Humans have a poor time detecting those things that we are not expecting! Taken to the extreme, pilots in a simulator using a HUD for their primary flight reference missed aircraft parked on the threshold of the runway!! This was less likely to happen when they used head-down displays!
First off, we need to be more aware. Simple, I know!! We need to train divers, especially rebreather divers, to be more aware of system conditions and what the implications might be. This is a real challenge given the limited communications we have underwater. Whilst training them to execute the emergency actions is essential, they also need to be able to understand the weak signals of information coming through to be able to move from L2 SA (Comprehension) to L3 SA (Projection). It also needs to be reinforced through post-course practice where there is an increased likelihood of real failure (purely from a time perspective) and these dives are effective from both an 'in-water' skills perspective, but also a systems knowledge perspective. This requires effective debriefing or reflective skills to be present.
Secondly, we need to create the environment where people can discuss failures (system or personal) in an open manner. At an individual level, failures are quite rare and therefore the context and modes are unlikely to be encountered frequently. By sharing these experiences, whilst not as strong as personal experiences and less likely to remain in the long-term memory, they all contribute to the box at the bottom of Endsley's model which informs our SA development and our decision-making process.

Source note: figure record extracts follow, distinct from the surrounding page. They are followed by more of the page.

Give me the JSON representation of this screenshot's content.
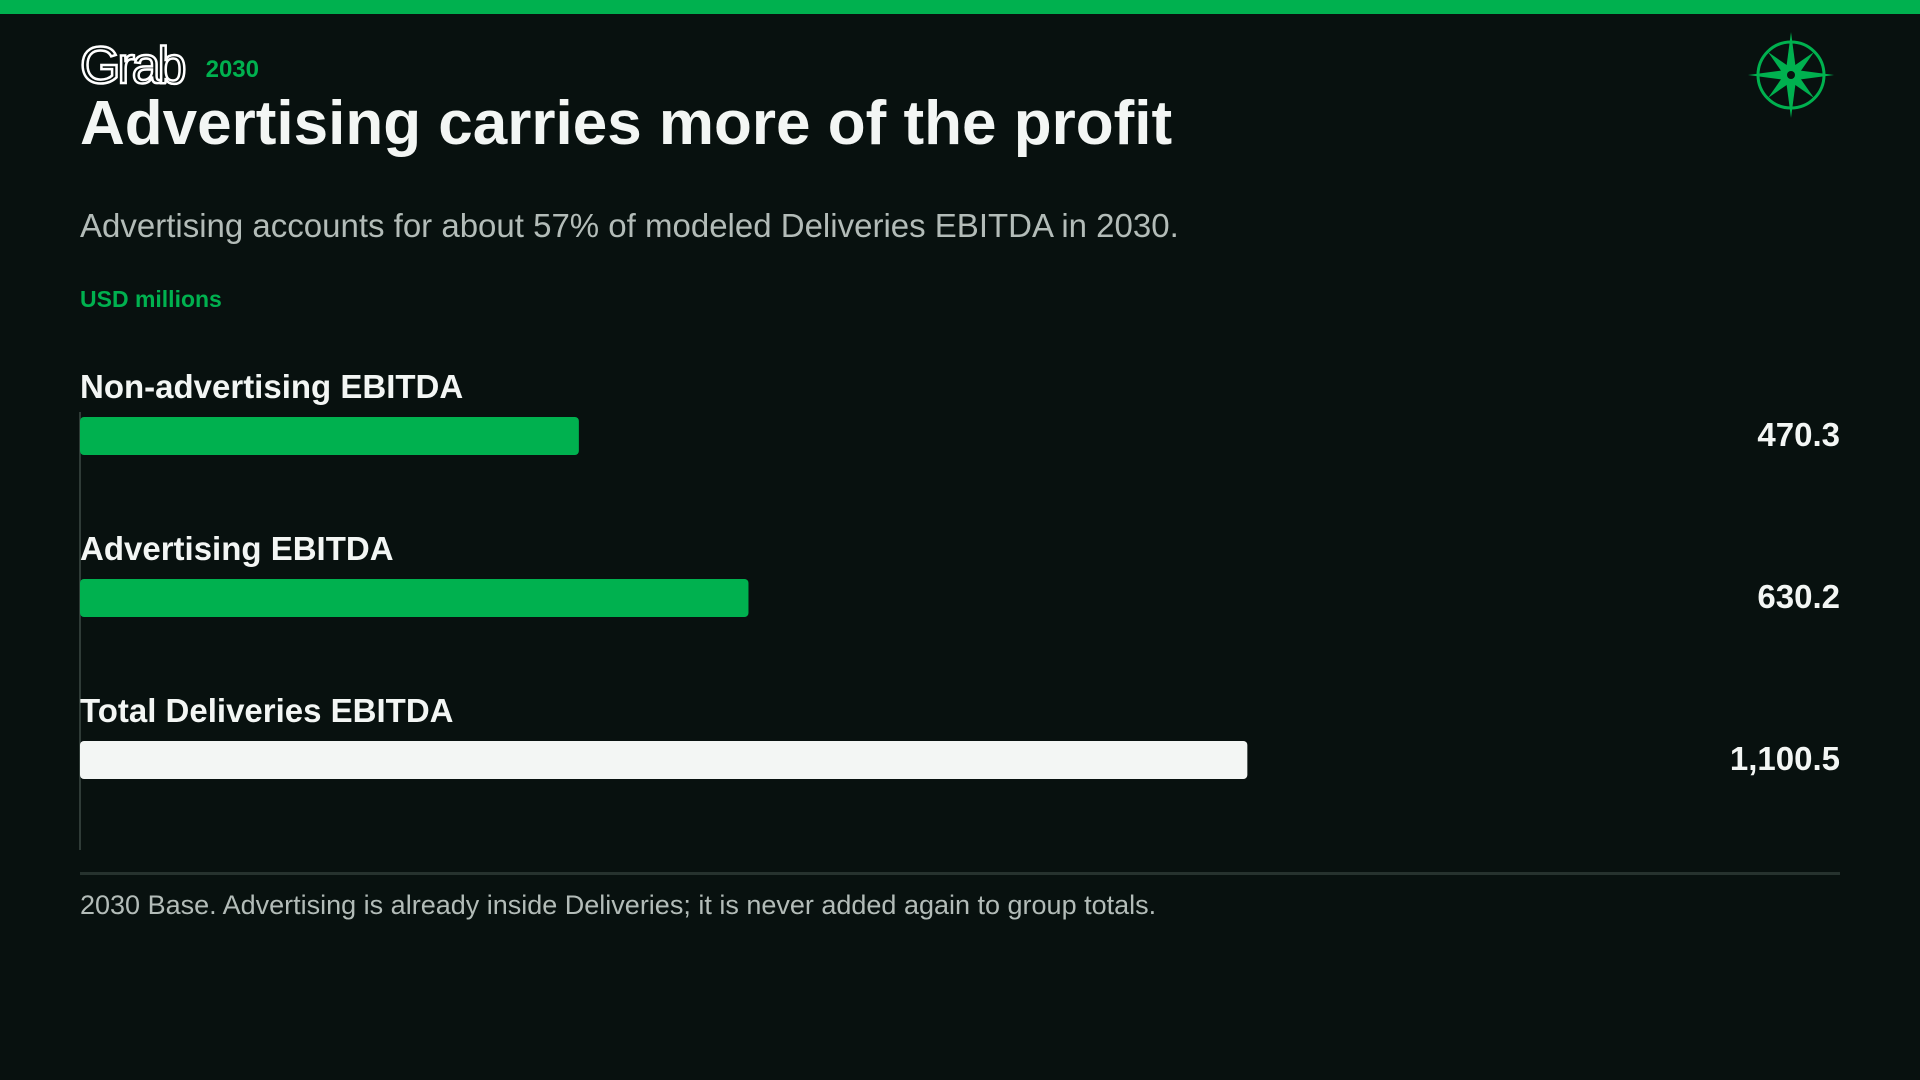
{
  "header": {
    "logo_text": "Grab",
    "year": "2030",
    "title": "Advertising carries more of the profit",
    "subtitle": "Advertising accounts for about 57% of modeled Deliveries EBITDA in 2030.",
    "unit_label": "USD millions"
  },
  "colors": {
    "background": "#08110f",
    "accent": "#00b14f",
    "total_bar": "#f3f6f4",
    "muted_text": "#b3bcb8"
  },
  "icons": {
    "logo": "grab-logo",
    "corner": "compass-rose-icon"
  },
  "chart_data": {
    "type": "bar",
    "orientation": "horizontal",
    "unit": "USD millions",
    "categories": [
      "Non-advertising EBITDA",
      "Advertising EBITDA",
      "Total Deliveries EBITDA"
    ],
    "values": [
      470.3,
      630.2,
      1100.5
    ],
    "value_labels": [
      "470.3",
      "630.2",
      "1,100.5"
    ],
    "bar_colors": [
      "#00b14f",
      "#00b14f",
      "#f3f6f4"
    ],
    "xlim": [
      0,
      1350
    ],
    "grid": false,
    "legend": "none"
  },
  "footer": {
    "note": "2030 Base. Advertising is already inside Deliveries; it is never added again to group totals."
  }
}
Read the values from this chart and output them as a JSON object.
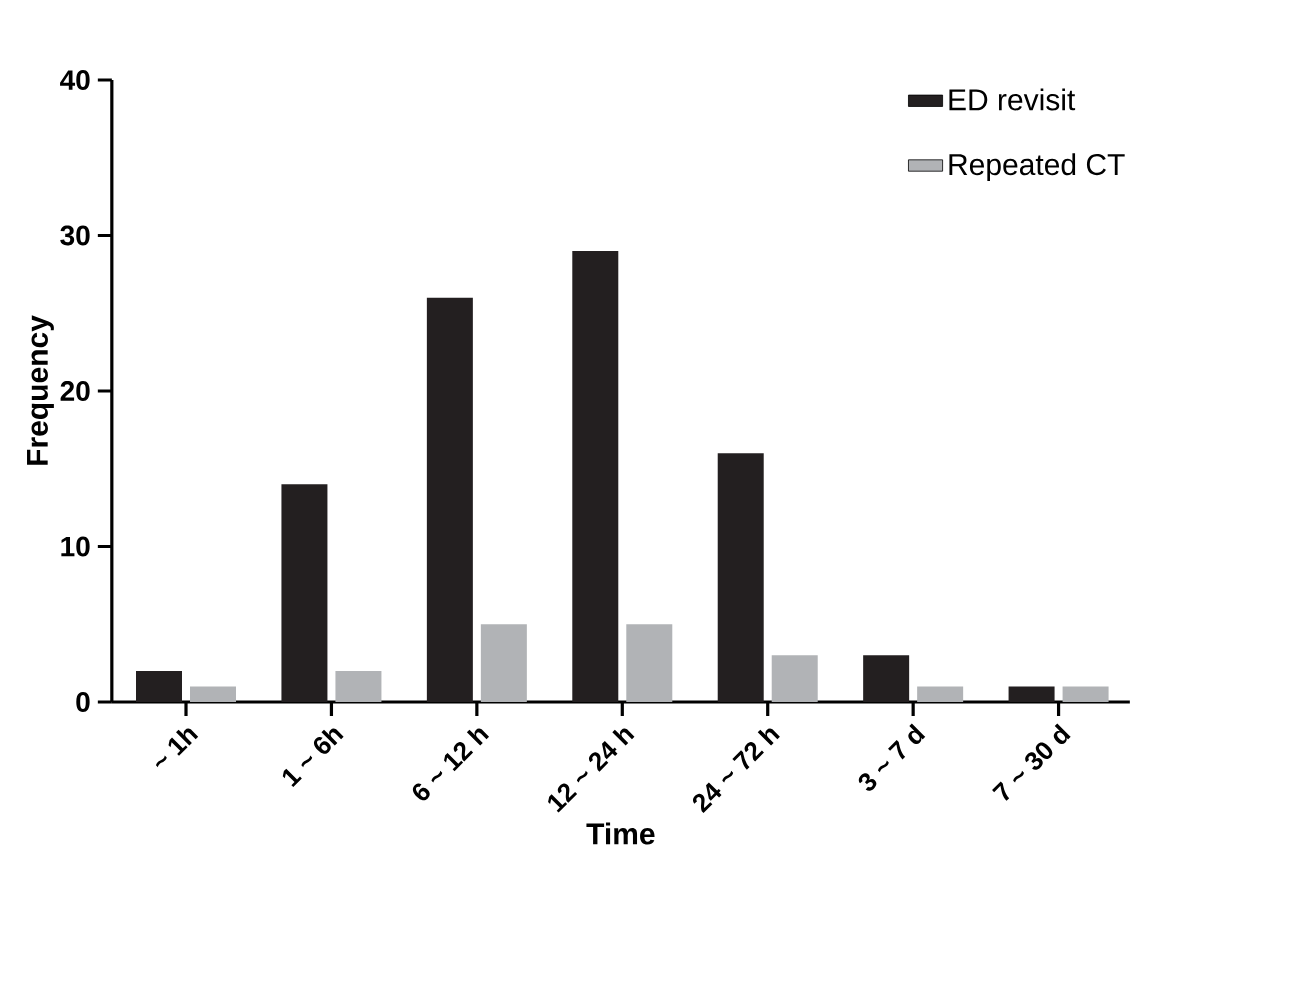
{
  "chart_data": {
    "type": "bar",
    "xlabel": "Time",
    "ylabel": "Frequency",
    "categories": [
      "~ 1h",
      "1 ~ 6h",
      "6 ~ 12 h",
      "12 ~ 24 h",
      "24 ~ 72 h",
      "3 ~ 7 d",
      "7 ~ 30 d"
    ],
    "series": [
      {
        "name": "ED revisit",
        "color": "#231f20",
        "values": [
          2,
          14,
          26,
          29,
          16,
          3,
          1
        ]
      },
      {
        "name": "Repeated CT",
        "color": "#b1b3b6",
        "values": [
          1,
          2,
          5,
          5,
          3,
          1,
          1
        ]
      }
    ],
    "ylim": [
      0,
      40
    ],
    "yticks": [
      0,
      10,
      20,
      30,
      40
    ],
    "grid": false,
    "legend": "top right"
  }
}
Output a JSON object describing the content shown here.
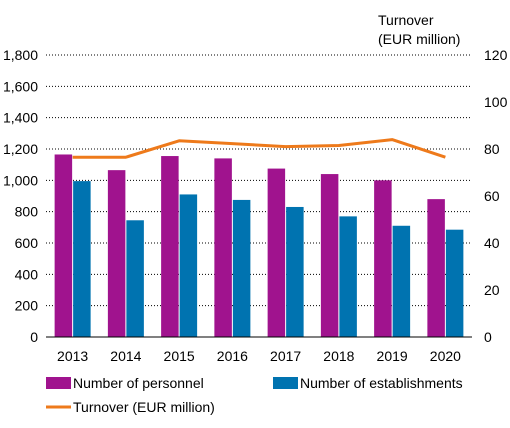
{
  "chart_data": {
    "type": "bar",
    "categories": [
      "2013",
      "2014",
      "2015",
      "2016",
      "2017",
      "2018",
      "2019",
      "2020"
    ],
    "series": [
      {
        "name": "Number of personnel",
        "type": "bar",
        "axis": "left",
        "color": "#a0138e",
        "values": [
          1165,
          1065,
          1155,
          1140,
          1075,
          1040,
          1000,
          880
        ]
      },
      {
        "name": "Number of establishments",
        "type": "bar",
        "axis": "left",
        "color": "#0073b0",
        "values": [
          995,
          745,
          910,
          875,
          830,
          770,
          710,
          685
        ]
      },
      {
        "name": "Turnover (EUR million)",
        "type": "line",
        "axis": "right",
        "color": "#ee7a1b",
        "values": [
          76.5,
          76.5,
          83.5,
          82.3,
          81.0,
          81.5,
          84.0,
          76.5
        ]
      }
    ],
    "y_left": {
      "min": 0,
      "max": 1800,
      "step": 200,
      "ticks": [
        "0",
        "200",
        "400",
        "600",
        "800",
        "1,000",
        "1,200",
        "1,400",
        "1,600",
        "1,800"
      ]
    },
    "y_right": {
      "min": 0,
      "max": 120,
      "step": 20,
      "title_lines": [
        "Turnover",
        "(EUR million)"
      ],
      "ticks": [
        "0",
        "20",
        "40",
        "60",
        "80",
        "100",
        "120"
      ]
    },
    "grid": true,
    "legend_position": "bottom"
  }
}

Finally, we need to recognise that whilst the rebreather is trying to keep us alive as that is what it was programmed to do, it was designed, built and assembled by humans and therefore is the product of human fallibility too. High-Reliability Organisations (HRO) have a preoccupation with failure and look for weak signals for failures which might happen. You can do the same, if it doesn't look right, don't assume it will sort itself out. Be proactive, understand what the system was doing, and then see what the implications might be. If that means going back to your instructor/mentor do so. Use their experience to build your own.
Ironically, as automation increases in reliability, the training burden goes up, not down as there is a need to understand potential failures, and the clues leading to that failure. This will be a major challenge for the diving industry given the conflict between marketing teams & the accountants, and those at the sharp end delivering the content.
A parting note from Chris Hadfield describing being an astronaut.
“A lot of people talk about expecting the best but preparing for the worst, but I think that’s a seductively misleading concept. There’s never just one ‘worst.’ Almost always there’s a whole spectrum of bad possibilities. The only thing that would really qualify as *the* worst would be not having a plan for how to cope.”
This point of view is very applicable to all forms of technical & cave diving and instructing in all domains.